GENUINE ENABLING TECHNOLOGY LLC v. SONY GROUP CORPORATION
Before Dyk, Taranto, and Chen. Appeal from the United States District Court for the District of Delaware.
Summary: The Federal Circuit affirmed summary judgment of noninfringement of means-plus-function claims where the patentee failed to justify omitting aspects of the disclosed structure in attempting to show that structure operated in substantially the same “way” as the accused products.

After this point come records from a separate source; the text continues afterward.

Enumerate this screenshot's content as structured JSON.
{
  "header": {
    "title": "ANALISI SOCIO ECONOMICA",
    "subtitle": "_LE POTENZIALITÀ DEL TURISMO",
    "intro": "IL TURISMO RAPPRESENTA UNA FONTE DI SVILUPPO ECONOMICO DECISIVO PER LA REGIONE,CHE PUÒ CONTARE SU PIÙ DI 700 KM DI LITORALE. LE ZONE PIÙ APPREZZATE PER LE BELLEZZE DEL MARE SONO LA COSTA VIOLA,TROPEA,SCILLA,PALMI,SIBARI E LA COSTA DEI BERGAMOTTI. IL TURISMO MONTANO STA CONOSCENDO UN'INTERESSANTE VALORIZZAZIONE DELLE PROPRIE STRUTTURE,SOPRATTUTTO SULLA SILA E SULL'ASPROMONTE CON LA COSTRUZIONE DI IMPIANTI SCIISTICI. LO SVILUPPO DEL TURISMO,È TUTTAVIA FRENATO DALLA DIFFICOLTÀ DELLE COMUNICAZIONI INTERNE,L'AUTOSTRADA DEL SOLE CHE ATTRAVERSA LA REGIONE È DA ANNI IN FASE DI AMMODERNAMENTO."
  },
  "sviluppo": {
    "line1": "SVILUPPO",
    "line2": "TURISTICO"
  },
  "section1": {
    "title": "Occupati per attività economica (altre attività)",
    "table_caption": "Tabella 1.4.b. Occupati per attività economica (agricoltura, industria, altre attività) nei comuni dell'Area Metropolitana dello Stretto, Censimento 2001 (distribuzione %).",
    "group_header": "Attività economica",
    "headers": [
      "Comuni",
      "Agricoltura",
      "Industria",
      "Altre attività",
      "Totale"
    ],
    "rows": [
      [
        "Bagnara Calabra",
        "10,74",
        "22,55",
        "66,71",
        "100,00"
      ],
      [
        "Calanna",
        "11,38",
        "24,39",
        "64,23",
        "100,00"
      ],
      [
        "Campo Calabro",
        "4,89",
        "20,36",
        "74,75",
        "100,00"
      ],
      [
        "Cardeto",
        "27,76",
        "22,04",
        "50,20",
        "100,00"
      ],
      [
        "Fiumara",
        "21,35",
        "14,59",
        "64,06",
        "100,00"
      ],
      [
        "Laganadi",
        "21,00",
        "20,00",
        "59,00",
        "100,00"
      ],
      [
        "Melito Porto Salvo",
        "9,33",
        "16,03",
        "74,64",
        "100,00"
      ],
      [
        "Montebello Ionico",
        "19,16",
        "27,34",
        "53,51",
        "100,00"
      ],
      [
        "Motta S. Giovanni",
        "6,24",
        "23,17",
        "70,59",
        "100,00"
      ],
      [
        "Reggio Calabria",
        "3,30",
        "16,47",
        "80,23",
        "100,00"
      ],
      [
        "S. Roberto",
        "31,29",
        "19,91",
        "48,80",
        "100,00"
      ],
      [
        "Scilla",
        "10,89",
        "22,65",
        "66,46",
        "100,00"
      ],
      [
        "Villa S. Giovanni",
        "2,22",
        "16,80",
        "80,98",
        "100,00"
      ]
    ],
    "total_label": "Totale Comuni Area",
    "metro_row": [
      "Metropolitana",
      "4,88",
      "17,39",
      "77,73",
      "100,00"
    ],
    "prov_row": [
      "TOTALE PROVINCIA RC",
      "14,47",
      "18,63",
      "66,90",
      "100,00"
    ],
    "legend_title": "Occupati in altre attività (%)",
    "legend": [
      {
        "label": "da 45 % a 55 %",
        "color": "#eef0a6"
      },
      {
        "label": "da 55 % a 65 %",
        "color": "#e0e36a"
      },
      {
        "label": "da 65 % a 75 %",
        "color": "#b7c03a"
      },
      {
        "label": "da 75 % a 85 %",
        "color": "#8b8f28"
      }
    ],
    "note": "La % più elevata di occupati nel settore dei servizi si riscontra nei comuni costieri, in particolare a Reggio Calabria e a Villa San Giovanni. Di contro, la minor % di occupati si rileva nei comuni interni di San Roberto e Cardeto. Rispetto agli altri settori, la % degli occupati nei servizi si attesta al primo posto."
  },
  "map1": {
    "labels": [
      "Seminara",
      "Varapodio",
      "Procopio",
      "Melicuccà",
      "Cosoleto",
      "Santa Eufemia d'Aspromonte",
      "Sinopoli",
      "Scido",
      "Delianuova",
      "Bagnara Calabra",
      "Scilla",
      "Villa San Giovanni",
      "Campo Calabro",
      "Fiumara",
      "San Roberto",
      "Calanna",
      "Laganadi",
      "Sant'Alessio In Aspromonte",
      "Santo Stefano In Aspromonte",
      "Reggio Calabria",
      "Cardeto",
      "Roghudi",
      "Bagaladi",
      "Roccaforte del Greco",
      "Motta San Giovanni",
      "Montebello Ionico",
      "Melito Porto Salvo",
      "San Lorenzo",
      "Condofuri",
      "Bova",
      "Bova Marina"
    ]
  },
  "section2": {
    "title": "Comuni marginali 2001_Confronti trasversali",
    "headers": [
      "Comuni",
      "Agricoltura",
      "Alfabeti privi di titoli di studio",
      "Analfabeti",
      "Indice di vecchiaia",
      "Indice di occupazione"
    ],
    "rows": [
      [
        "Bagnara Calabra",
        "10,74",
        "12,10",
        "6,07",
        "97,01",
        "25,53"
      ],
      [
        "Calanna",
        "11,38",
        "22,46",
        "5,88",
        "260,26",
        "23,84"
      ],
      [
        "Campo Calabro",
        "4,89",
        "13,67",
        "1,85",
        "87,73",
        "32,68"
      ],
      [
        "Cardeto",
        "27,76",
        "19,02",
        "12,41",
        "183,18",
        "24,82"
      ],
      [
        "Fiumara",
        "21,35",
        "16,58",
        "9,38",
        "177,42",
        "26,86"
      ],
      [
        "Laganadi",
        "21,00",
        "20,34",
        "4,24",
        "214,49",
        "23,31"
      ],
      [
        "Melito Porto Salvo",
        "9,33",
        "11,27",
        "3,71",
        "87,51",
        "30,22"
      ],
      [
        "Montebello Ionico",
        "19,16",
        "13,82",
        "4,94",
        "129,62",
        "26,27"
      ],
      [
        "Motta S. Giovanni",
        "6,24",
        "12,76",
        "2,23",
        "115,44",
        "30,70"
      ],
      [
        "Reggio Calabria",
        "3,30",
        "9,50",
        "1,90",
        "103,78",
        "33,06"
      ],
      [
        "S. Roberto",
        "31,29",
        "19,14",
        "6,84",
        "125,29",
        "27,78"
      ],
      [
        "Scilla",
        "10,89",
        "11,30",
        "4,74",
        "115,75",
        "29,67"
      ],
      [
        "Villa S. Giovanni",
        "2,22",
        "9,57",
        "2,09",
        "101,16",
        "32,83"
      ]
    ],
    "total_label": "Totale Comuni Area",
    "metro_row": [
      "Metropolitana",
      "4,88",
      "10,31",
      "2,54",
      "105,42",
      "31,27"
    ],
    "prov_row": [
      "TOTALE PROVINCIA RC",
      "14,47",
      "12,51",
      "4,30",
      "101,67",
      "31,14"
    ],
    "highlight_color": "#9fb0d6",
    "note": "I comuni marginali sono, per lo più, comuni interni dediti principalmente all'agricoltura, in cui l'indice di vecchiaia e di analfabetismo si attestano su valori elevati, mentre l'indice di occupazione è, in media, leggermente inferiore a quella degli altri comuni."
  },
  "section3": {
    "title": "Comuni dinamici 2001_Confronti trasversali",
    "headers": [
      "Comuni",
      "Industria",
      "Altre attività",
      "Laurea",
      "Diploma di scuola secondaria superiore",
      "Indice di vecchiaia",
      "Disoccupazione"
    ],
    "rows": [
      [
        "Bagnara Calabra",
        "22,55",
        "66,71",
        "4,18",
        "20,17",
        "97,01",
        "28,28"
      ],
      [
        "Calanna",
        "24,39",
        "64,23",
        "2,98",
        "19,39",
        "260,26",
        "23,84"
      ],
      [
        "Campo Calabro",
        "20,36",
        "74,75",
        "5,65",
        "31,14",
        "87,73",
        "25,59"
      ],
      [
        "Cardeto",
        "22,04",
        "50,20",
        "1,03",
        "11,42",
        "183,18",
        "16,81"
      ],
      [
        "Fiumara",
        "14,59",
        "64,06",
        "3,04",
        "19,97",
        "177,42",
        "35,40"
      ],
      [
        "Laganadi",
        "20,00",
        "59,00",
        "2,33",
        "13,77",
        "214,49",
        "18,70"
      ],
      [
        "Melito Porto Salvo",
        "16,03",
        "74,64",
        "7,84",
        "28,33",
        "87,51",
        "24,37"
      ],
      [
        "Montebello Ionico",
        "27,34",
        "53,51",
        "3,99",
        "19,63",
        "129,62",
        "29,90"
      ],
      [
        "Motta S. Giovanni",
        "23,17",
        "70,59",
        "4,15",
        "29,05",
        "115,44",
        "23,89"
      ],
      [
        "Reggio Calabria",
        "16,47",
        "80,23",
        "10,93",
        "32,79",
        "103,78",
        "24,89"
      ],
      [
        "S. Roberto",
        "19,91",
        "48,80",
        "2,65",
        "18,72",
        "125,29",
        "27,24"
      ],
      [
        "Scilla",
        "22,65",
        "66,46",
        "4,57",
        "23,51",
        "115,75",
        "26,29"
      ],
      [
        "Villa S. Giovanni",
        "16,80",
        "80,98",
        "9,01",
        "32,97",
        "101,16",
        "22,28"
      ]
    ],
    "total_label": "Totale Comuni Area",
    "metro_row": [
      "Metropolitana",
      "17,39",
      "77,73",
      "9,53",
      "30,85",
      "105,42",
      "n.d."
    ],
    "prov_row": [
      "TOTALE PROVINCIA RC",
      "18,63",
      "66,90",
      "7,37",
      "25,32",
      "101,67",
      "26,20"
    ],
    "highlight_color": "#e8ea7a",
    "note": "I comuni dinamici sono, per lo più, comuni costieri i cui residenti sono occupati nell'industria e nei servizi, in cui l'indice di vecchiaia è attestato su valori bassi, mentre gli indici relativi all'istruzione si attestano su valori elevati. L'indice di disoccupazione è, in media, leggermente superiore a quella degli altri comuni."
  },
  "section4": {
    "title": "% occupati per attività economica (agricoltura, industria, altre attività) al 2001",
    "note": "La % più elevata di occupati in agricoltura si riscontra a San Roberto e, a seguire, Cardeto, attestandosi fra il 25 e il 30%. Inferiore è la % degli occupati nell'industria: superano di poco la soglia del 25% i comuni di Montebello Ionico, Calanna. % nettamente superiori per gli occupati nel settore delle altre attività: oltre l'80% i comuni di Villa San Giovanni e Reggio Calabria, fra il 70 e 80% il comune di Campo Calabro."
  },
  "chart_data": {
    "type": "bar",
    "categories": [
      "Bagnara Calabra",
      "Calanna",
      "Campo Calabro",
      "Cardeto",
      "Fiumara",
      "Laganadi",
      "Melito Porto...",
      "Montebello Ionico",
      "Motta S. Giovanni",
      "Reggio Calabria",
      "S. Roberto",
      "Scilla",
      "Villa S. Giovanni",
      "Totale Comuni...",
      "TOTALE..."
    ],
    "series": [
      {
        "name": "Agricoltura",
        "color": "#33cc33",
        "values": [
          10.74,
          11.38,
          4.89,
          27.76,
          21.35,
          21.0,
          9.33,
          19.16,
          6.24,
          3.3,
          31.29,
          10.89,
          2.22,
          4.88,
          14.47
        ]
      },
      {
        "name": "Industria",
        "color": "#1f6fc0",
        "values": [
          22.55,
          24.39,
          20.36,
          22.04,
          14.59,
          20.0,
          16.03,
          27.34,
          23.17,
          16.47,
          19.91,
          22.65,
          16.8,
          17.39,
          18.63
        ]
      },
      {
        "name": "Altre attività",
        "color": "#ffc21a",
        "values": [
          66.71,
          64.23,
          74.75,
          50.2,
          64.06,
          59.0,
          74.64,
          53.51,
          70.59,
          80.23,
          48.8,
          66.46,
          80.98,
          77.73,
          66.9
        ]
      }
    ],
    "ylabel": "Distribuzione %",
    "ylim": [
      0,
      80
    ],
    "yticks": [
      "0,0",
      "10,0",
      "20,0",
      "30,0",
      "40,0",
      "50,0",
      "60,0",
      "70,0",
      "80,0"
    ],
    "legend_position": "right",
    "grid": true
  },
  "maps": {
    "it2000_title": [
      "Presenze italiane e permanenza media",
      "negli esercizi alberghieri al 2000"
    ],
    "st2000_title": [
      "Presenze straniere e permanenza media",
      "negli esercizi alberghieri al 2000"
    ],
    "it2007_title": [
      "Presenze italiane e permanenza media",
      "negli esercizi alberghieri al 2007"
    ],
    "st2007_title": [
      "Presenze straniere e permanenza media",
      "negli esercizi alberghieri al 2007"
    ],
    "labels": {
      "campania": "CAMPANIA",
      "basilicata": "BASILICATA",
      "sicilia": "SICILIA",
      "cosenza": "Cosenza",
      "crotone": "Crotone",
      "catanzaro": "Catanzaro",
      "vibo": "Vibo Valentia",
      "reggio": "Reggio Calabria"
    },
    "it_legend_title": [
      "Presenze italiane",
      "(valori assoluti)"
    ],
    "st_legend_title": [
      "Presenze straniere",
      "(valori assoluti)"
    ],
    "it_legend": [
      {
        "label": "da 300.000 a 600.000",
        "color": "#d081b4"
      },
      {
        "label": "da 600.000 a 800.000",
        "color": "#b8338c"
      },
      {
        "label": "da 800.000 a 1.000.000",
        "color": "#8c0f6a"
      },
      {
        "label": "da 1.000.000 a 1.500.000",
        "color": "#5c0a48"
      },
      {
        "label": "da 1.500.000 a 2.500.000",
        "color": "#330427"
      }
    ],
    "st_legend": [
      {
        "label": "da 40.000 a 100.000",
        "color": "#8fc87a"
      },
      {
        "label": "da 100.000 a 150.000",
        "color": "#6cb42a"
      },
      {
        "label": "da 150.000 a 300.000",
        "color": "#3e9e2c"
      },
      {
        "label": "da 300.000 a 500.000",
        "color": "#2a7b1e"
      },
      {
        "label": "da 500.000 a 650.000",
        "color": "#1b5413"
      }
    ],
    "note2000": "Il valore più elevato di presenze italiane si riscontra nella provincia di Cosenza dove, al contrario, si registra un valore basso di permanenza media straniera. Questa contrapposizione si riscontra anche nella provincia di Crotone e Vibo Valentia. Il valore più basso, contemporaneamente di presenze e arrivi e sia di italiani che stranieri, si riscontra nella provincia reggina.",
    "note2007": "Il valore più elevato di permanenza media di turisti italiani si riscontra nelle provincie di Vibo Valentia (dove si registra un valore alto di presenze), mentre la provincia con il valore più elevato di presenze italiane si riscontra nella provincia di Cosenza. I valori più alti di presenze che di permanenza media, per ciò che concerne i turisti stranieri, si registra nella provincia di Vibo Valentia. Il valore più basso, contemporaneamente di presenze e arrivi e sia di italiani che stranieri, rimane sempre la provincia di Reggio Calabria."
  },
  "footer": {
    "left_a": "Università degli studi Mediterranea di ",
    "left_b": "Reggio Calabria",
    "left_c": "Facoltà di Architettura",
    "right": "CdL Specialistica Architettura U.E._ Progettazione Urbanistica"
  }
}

Genuine Enabling Technology (GET) sued Sony, alleging Sony’s PlayStation 3 and 4 consoles and controllers infringed GET’s patent relating to computer input devices that synchronize multiple input data streams. The district court construed “encoding means” in the asserted claims as a means-plus-function limitation subject to 35 U.S.C. § 112(f), and defined the corresponding structure as “the logic design at block 34 in Figure 4A [in GET’s patent] and equivalents thereof.” At the close of discovery, Sony filed a Daubert motion to exclude the opinion of GET’s expert witness that the accused Bluetooth modules were structurally equivalent to block 34 in figure 4A of GET’s patent. The district court granted Sony’s Daubert motion because GET’s expert failed to explain why he omitted parts of block 34 in opining that GET’s patent and Sony’s accused Bluetooth modules function in substantially the same “way.” Sony later moved for summary judgment of noninfringement, which the district court granted. The district court found that the reasoning in its Daubert ruling compelled concluding that GET failed to prove the accused Bluetooth modules operate in substantially the same “way” as block 34, and thus no reasonable jury could find infringement.
The Federal Circuit affirmed. The Federal Circuit noted that GET never disputed the district court’s claim construction ruling that the structure for the claimed “encoding means” was logic block 34 in GET’s patent. The Federal Circuit emphasized that block 34 has “many different elements,” which GET and its expert ignored without explanation in arguing that block 34 and the accused modules operate in the same “way.” The court also noted that GET’s expert gave inconsistent testimony about which aspects of block 34 matter to the structural equivalence analysis. Because GET’s expert failed to explain why his analysis of the “way” block 34 works left out various elements of that feature, the Federal Circuit agreed summary judgment of noninfringement was warranted because GET did not present enough evidence for a reasonable jury to find that the accused structure and block 34 were structurally equivalent.